Says he “supports any president’s right to have an up-or-down vote on his cabinet nominees—never in our nation’s history has the Senate used a filibuster to block a cabinet official from taking his or her seat”

WASHINGTON, July 17—The senior Republican on the U.S. Senate committee on labor policy said today that he would vote against confirmation of President Obama’s nominee for U.S. Secretary of Labor, Thomas Perez.

Sen. Lamar Alexander (R-Tenn.) said: “Mr. Perez’s involvement in a quid pro quo arrangement between the Department of Justice and the city of St. Paul seems to me an extraordinary amount of wheeling and dealing outside the normal responsibilities of the Assistant Attorney General over the Civil Rights Division. To obtain his desired results, Mr. Perez reached outside of his civil rights division at the Department of Justice into Minnesota’s U.S. Attorney’s office and into the Department of Housing and Development. This exchange cost American taxpayers the opportunity to potentially recover millions of dollars, and, more importantly, violated the trust whistleblowers place in the federal government. This testimony has been contradicted by the testimony of other witnesses in contemporaneous documents.”

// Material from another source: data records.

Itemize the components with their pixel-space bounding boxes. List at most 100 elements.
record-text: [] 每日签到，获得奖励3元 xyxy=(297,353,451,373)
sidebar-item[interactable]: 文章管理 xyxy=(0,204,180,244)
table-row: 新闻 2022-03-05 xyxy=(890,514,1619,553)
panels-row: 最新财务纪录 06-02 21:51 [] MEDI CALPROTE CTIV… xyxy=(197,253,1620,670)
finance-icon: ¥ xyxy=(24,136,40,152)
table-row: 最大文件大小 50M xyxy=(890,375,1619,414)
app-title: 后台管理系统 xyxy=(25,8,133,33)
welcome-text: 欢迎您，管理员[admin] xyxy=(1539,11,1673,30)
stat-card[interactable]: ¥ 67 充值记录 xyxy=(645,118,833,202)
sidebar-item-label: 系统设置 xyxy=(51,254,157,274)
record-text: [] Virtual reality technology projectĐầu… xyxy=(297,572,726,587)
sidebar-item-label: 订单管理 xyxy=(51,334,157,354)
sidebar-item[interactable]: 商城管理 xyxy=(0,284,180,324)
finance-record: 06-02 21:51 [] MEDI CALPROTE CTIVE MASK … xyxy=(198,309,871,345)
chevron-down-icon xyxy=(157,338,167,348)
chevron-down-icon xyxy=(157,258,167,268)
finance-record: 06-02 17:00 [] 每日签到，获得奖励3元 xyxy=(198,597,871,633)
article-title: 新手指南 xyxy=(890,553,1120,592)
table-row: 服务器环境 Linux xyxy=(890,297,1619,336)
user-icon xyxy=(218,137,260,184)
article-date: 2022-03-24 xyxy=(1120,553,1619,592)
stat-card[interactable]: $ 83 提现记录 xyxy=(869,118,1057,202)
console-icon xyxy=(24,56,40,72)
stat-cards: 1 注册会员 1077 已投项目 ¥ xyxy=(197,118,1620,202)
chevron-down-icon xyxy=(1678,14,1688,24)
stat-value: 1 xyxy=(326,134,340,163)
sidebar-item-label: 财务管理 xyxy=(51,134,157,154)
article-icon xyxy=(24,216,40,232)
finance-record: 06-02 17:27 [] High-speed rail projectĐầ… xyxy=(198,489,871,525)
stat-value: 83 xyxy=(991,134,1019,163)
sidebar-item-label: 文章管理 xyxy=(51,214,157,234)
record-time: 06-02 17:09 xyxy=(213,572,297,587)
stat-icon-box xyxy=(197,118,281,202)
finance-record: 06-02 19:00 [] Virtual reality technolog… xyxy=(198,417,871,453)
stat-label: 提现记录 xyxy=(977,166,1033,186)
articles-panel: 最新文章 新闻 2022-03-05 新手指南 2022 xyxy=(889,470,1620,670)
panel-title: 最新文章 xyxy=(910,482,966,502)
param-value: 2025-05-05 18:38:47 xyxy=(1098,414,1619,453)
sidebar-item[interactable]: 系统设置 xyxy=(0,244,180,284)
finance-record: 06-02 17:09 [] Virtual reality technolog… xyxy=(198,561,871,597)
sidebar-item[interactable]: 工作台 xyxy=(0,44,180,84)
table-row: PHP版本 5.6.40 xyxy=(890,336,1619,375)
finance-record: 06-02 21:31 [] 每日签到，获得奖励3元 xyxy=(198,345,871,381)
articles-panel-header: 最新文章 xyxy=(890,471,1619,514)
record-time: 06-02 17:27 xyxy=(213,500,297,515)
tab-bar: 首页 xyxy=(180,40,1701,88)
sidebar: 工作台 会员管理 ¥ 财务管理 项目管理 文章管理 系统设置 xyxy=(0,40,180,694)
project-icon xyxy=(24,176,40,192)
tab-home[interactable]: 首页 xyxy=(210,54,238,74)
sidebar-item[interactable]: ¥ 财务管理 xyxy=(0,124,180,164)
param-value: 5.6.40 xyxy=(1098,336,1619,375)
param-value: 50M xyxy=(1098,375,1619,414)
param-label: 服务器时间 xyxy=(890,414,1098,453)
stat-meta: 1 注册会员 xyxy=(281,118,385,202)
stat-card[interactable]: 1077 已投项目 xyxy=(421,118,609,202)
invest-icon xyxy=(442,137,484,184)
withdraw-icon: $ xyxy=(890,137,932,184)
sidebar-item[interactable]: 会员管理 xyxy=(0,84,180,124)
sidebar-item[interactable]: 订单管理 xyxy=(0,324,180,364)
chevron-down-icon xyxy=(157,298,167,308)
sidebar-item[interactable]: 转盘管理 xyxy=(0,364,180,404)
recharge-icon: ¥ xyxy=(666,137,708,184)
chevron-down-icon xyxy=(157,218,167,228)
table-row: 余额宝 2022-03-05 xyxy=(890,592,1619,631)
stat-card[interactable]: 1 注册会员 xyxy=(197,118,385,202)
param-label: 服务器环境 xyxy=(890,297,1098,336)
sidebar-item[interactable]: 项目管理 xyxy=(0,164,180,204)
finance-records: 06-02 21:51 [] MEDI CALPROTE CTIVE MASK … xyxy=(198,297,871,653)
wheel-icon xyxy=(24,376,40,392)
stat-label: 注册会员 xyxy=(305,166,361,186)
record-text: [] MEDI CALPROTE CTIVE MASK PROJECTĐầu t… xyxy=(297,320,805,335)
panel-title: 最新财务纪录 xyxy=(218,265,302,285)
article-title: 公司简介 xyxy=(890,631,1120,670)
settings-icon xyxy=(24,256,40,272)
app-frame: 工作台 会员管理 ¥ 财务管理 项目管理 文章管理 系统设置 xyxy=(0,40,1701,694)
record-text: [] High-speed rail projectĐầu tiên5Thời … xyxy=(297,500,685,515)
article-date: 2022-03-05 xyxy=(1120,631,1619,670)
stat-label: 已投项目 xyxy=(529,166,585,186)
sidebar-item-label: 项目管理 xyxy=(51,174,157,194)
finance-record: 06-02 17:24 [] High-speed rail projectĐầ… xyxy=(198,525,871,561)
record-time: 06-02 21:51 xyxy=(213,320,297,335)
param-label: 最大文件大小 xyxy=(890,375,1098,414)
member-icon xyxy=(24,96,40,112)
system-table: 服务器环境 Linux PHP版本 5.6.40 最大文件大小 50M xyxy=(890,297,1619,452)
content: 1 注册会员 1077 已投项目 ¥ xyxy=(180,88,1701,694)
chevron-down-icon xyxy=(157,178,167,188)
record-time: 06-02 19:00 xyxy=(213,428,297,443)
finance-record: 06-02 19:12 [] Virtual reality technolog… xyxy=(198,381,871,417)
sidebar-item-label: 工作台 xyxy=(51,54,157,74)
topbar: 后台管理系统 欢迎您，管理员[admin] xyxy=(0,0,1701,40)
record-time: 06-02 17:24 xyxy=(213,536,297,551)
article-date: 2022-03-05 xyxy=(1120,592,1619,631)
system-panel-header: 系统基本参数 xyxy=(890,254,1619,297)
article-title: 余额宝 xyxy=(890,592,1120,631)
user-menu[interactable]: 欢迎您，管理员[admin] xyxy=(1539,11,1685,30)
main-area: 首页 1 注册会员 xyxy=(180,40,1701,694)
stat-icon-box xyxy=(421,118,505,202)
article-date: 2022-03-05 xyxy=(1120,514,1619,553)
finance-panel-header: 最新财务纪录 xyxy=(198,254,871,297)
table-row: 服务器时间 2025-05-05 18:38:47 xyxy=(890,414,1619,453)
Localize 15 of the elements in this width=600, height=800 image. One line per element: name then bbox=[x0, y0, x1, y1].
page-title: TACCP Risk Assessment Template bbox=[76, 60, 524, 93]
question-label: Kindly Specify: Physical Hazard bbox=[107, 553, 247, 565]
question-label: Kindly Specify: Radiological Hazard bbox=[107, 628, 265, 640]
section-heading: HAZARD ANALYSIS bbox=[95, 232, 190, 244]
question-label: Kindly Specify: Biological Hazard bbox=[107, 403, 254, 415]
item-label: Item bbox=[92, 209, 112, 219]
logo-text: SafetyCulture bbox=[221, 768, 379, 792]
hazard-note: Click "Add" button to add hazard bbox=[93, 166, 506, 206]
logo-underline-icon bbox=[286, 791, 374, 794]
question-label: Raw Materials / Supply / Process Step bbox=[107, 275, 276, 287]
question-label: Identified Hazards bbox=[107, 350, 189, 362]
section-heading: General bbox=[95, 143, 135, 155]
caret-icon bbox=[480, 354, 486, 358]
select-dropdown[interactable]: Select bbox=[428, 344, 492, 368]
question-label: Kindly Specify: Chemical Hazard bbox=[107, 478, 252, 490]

Alexander continued: “Mr. Perez did not discharge the duty he owed to the government to try to collect the money owed to taxpayers. He did not discharge the duty to protect the whistleblowers who were left hanging in the wind. And at the same time he was manipulating the legal process to remove a case from the Supreme Court in a way that is inappropriate for the Assistant Attorney General of the United States.” 

Alexander added: I voted to limit debate on the nominee for labor secretary because I believe any president deserves an up-or-down vote on his cabinet officials, and never in our nation’s history has the Senate used a filibuster to block a cabinet official from taking his or her seat.”

At a Senate Health, Education, Labor and Pensions (HELP) Committee meeting May 16, Alexander voted to oppose moving the nomination of Thomas Perez out of committee and to the Senate floor.

Alexander said then: “My view of his record raises troubling questions about his actions while at the Department of Justice and his candor in discussing his actions with this committee.”